Monday’s ruling followed an initial judgment from November last year and upheld the case against the tariff, which was first brought by Ecuador in 2006.

The South American country launched the complaint – which was backed by the US, Mexico, Guatemala, Honduras, Colombia, Nicaragua and Panama – after the EU imposed import duties of €176 per tonne on bananas from nations outside its former African, Caribbean and Pacific (ACP) colonies. These ACP countries include the French Caribbean islands of Martinique and Guadeloupe, Portuguese-owned Madeira and the Azores, and Spain’s Canary Islands.

The ruling follows a previous successful complaint brought by the Latin American nations against the EU’s former banana regime in 1996.

Paul Trauger, financial director of Ecuador-owned banana importer Bonita Europe, welcomed the ruling as a “ratification of the position of Ecuador and other Latin American banana traders who have been complaining for 12 years about the EU banana regime”.

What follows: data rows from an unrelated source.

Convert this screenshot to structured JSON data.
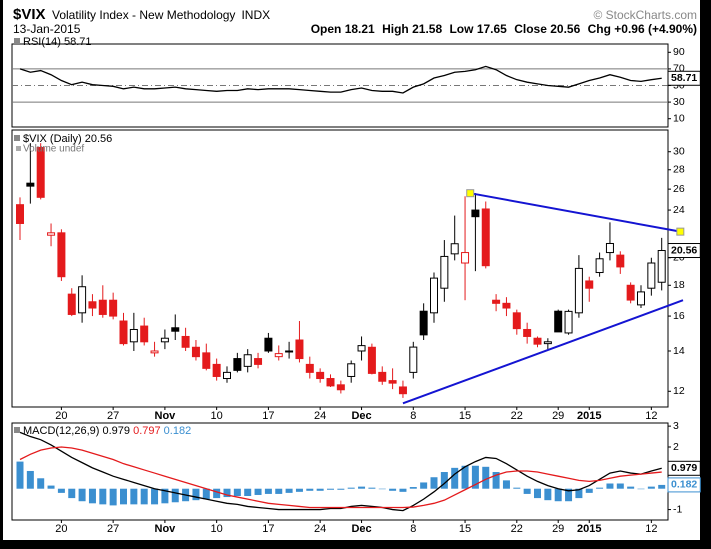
{
  "header": {
    "symbol": "$VIX",
    "name": "Volatility Index - New Methodology",
    "exchange": "INDX",
    "copyright": "© StockCharts.com",
    "date": "13-Jan-2015",
    "quote_labels": [
      "Open",
      "High",
      "Low",
      "Close",
      "Chg"
    ],
    "change": "+0.96 (+4.90%)"
  },
  "chart_data": [
    {
      "type": "line",
      "series": [
        {
          "name": "RSI(14)",
          "color": "#000000",
          "values": [
            70,
            66,
            68,
            63,
            56,
            51,
            54,
            51,
            50,
            49,
            46,
            48,
            46,
            46,
            47,
            48,
            46,
            45,
            44,
            43,
            44,
            44,
            46,
            45,
            46,
            46,
            46,
            45,
            44,
            43,
            42,
            42,
            45,
            47,
            44,
            43,
            43,
            41,
            48,
            52,
            59,
            62,
            66,
            67,
            69,
            73,
            69,
            62,
            57,
            54,
            52,
            50,
            49,
            48,
            52,
            56,
            59,
            63,
            60,
            56,
            55,
            57,
            58.71
          ]
        }
      ],
      "ylim": [
        0,
        100
      ],
      "yticks": [
        10,
        30,
        50,
        70,
        90
      ],
      "hlines": [
        30,
        70
      ],
      "dashed_hlines": [
        50
      ]
    },
    {
      "type": "candlestick",
      "title": "$VIX (Daily)",
      "subtitle": "Volume undef",
      "categories": [
        null,
        null,
        null,
        null,
        "20",
        null,
        null,
        null,
        null,
        "27",
        null,
        null,
        null,
        null,
        "Nov",
        null,
        null,
        null,
        null,
        "10",
        null,
        null,
        null,
        null,
        "17",
        null,
        null,
        null,
        null,
        "24",
        null,
        null,
        null,
        "Dec",
        null,
        null,
        null,
        null,
        "8",
        null,
        null,
        null,
        null,
        "15",
        null,
        null,
        null,
        null,
        "22",
        null,
        null,
        null,
        "29",
        null,
        null,
        "2015",
        null,
        null,
        null,
        null,
        null,
        "12",
        null
      ],
      "open": [
        24.5,
        26.6,
        30.5,
        21.8,
        22.0,
        17.4,
        16.2,
        16.9,
        17.0,
        17.0,
        15.7,
        14.5,
        15.4,
        13.9,
        14.5,
        15.3,
        14.8,
        14.2,
        13.9,
        13.3,
        12.6,
        13.6,
        13.2,
        13.6,
        14.7,
        13.7,
        14.0,
        14.6,
        13.3,
        12.9,
        12.6,
        12.3,
        12.7,
        14.0,
        14.2,
        12.9,
        12.5,
        12.2,
        12.9,
        16.3,
        16.2,
        17.8,
        20.3,
        19.6,
        24.0,
        24.1,
        17.0,
        16.8,
        16.2,
        15.2,
        14.7,
        14.4,
        16.3,
        15.0,
        16.2,
        18.3,
        18.9,
        20.4,
        20.2,
        18.0,
        16.7,
        17.8,
        18.21
      ],
      "high": [
        25.2,
        31.0,
        31.0,
        22.8,
        22.3,
        17.8,
        18.7,
        17.4,
        18.0,
        17.5,
        16.2,
        16.2,
        15.9,
        14.5,
        15.2,
        16.1,
        15.3,
        14.6,
        14.4,
        13.6,
        13.2,
        13.9,
        14.1,
        13.9,
        15.0,
        14.3,
        14.5,
        15.7,
        13.7,
        13.1,
        12.8,
        12.5,
        13.5,
        14.8,
        14.4,
        13.2,
        13.1,
        12.5,
        14.5,
        16.8,
        18.9,
        21.4,
        23.5,
        25.3,
        25.6,
        24.8,
        17.4,
        17.2,
        16.4,
        15.6,
        14.8,
        14.7,
        16.4,
        16.4,
        20.2,
        18.6,
        20.4,
        22.9,
        20.5,
        18.2,
        18.0,
        20.0,
        21.58
      ],
      "low": [
        21.4,
        24.6,
        25.0,
        20.9,
        18.3,
        16.0,
        15.6,
        16.0,
        15.9,
        15.8,
        14.3,
        14.0,
        14.3,
        13.7,
        14.1,
        14.6,
        14.0,
        13.5,
        13.0,
        12.5,
        12.4,
        12.9,
        12.9,
        13.1,
        13.9,
        13.5,
        13.6,
        13.4,
        12.6,
        12.4,
        12.2,
        11.9,
        12.4,
        13.5,
        12.8,
        12.3,
        12.1,
        11.7,
        12.6,
        14.6,
        15.6,
        16.9,
        19.8,
        17.0,
        19.0,
        19.2,
        16.3,
        16.0,
        14.9,
        14.4,
        14.2,
        14.1,
        15.1,
        14.9,
        15.9,
        16.9,
        18.6,
        19.8,
        18.8,
        16.8,
        16.5,
        17.3,
        17.65
      ],
      "close": [
        22.8,
        26.3,
        25.2,
        22.0,
        18.6,
        16.1,
        17.9,
        16.5,
        16.1,
        16.0,
        14.4,
        15.2,
        14.5,
        14.0,
        14.7,
        15.1,
        14.2,
        13.7,
        13.1,
        12.7,
        12.9,
        13.0,
        13.8,
        13.3,
        14.0,
        13.86,
        13.96,
        13.6,
        12.9,
        12.6,
        12.25,
        12.07,
        13.33,
        14.29,
        12.85,
        12.47,
        12.38,
        11.89,
        14.21,
        14.89,
        18.5,
        20.1,
        21.1,
        20.4,
        23.4,
        19.4,
        16.8,
        16.5,
        15.25,
        14.8,
        14.37,
        14.5,
        15.06,
        16.29,
        19.2,
        17.8,
        19.92,
        21.12,
        19.31,
        17.01,
        17.55,
        19.6,
        20.56
      ],
      "up_color": "#000000",
      "down_color": "#e41a1c",
      "log_scale": true,
      "ylim": [
        11.3,
        32.6
      ],
      "yticks": [
        12,
        14,
        16,
        18,
        20,
        24,
        26,
        28,
        30
      ],
      "trendlines": [
        {
          "color": "#1414d2",
          "from": [
            43.5,
            25.6
          ],
          "to": [
            63.8,
            22.1
          ],
          "marker_color": "#ffff00"
        },
        {
          "color": "#1414d2",
          "from": [
            37.0,
            11.46
          ],
          "to": [
            64.06,
            17.0
          ]
        }
      ]
    },
    {
      "type": "macd",
      "categories": [
        null,
        null,
        null,
        null,
        "20",
        null,
        null,
        null,
        null,
        "27",
        null,
        null,
        null,
        null,
        "Nov",
        null,
        null,
        null,
        null,
        "10",
        null,
        null,
        null,
        null,
        "17",
        null,
        null,
        null,
        null,
        "24",
        null,
        null,
        null,
        "Dec",
        null,
        null,
        null,
        null,
        "8",
        null,
        null,
        null,
        null,
        "15",
        null,
        null,
        null,
        null,
        "22",
        null,
        null,
        null,
        "29",
        null,
        null,
        "2015",
        null,
        null,
        null,
        null,
        null,
        "12",
        null
      ],
      "series": [
        {
          "name": "MACD(12,26,9)",
          "color": "#000000",
          "values": [
            2.7,
            2.5,
            2.35,
            2.1,
            1.8,
            1.5,
            1.25,
            1.0,
            0.8,
            0.6,
            0.45,
            0.3,
            0.15,
            0.0,
            -0.1,
            -0.2,
            -0.3,
            -0.4,
            -0.5,
            -0.6,
            -0.7,
            -0.75,
            -0.85,
            -0.9,
            -0.95,
            -1.0,
            -1.0,
            -1.0,
            -1.0,
            -1.0,
            -0.95,
            -0.95,
            -0.85,
            -0.8,
            -0.85,
            -0.9,
            -1.0,
            -1.05,
            -0.8,
            -0.5,
            -0.15,
            0.25,
            0.7,
            1.05,
            1.3,
            1.5,
            1.45,
            1.2,
            0.9,
            0.6,
            0.35,
            0.15,
            0.0,
            -0.1,
            -0.05,
            0.15,
            0.45,
            0.75,
            0.85,
            0.75,
            0.7,
            0.85,
            0.979
          ]
        },
        {
          "color": "#e41a1c",
          "values": [
            1.4,
            1.65,
            1.85,
            1.95,
            2.0,
            1.95,
            1.85,
            1.7,
            1.55,
            1.4,
            1.2,
            1.05,
            0.9,
            0.75,
            0.6,
            0.45,
            0.3,
            0.15,
            0.0,
            -0.15,
            -0.3,
            -0.4,
            -0.5,
            -0.6,
            -0.7,
            -0.75,
            -0.8,
            -0.85,
            -0.9,
            -0.9,
            -0.9,
            -0.9,
            -0.9,
            -0.9,
            -0.9,
            -0.9,
            -0.9,
            -0.9,
            -0.88,
            -0.8,
            -0.7,
            -0.55,
            -0.3,
            -0.05,
            0.2,
            0.45,
            0.65,
            0.8,
            0.85,
            0.85,
            0.8,
            0.7,
            0.6,
            0.5,
            0.4,
            0.35,
            0.4,
            0.5,
            0.6,
            0.65,
            0.7,
            0.75,
            0.797
          ]
        },
        {
          "color": "#3b8fd0",
          "bars": true,
          "values": [
            1.3,
            0.85,
            0.5,
            0.15,
            -0.2,
            -0.45,
            -0.6,
            -0.7,
            -0.75,
            -0.8,
            -0.75,
            -0.75,
            -0.75,
            -0.75,
            -0.7,
            -0.65,
            -0.6,
            -0.55,
            -0.5,
            -0.45,
            -0.4,
            -0.35,
            -0.35,
            -0.3,
            -0.25,
            -0.25,
            -0.2,
            -0.15,
            -0.1,
            -0.1,
            -0.05,
            -0.05,
            0.05,
            0.1,
            0.05,
            0.0,
            -0.1,
            -0.15,
            0.08,
            0.3,
            0.55,
            0.8,
            1.0,
            1.1,
            1.1,
            1.05,
            0.8,
            0.4,
            0.05,
            -0.25,
            -0.45,
            -0.55,
            -0.6,
            -0.6,
            -0.45,
            -0.2,
            0.05,
            0.25,
            0.25,
            0.1,
            0.0,
            0.1,
            0.182
          ]
        }
      ],
      "ylim": [
        -1.5,
        3.15
      ],
      "yticks": [
        -1,
        2,
        3
      ]
    }
  ]
}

“The EU is unlawfully discriminating against Latin American banana traders and it’s already starting to hurt us – the entire industry is suffering because of this very high and indecent tariff,” he told Fruitnet.com. “Even now the Commission is still rejecting the problem, but there is no excuse for having an illegal and incompatible regime.”

Following the ruling, an EU spokesman said that the trading bloc may consider lodging an appeal against the findings. “The Commission disagrees with the conclusions of the panel report,” European Commission agriculture spokesman Michael Mann told the International Herald Tribune. “The panel has adopted a purely formalistic approach.” 

In a separate development, US fresh produce group Chiquita Brands International has announced the appointment of William Camp to its board of directors. Mr Camp was formerly executive vice-president of agricultural processing firm the Archer Daniels Midland Company.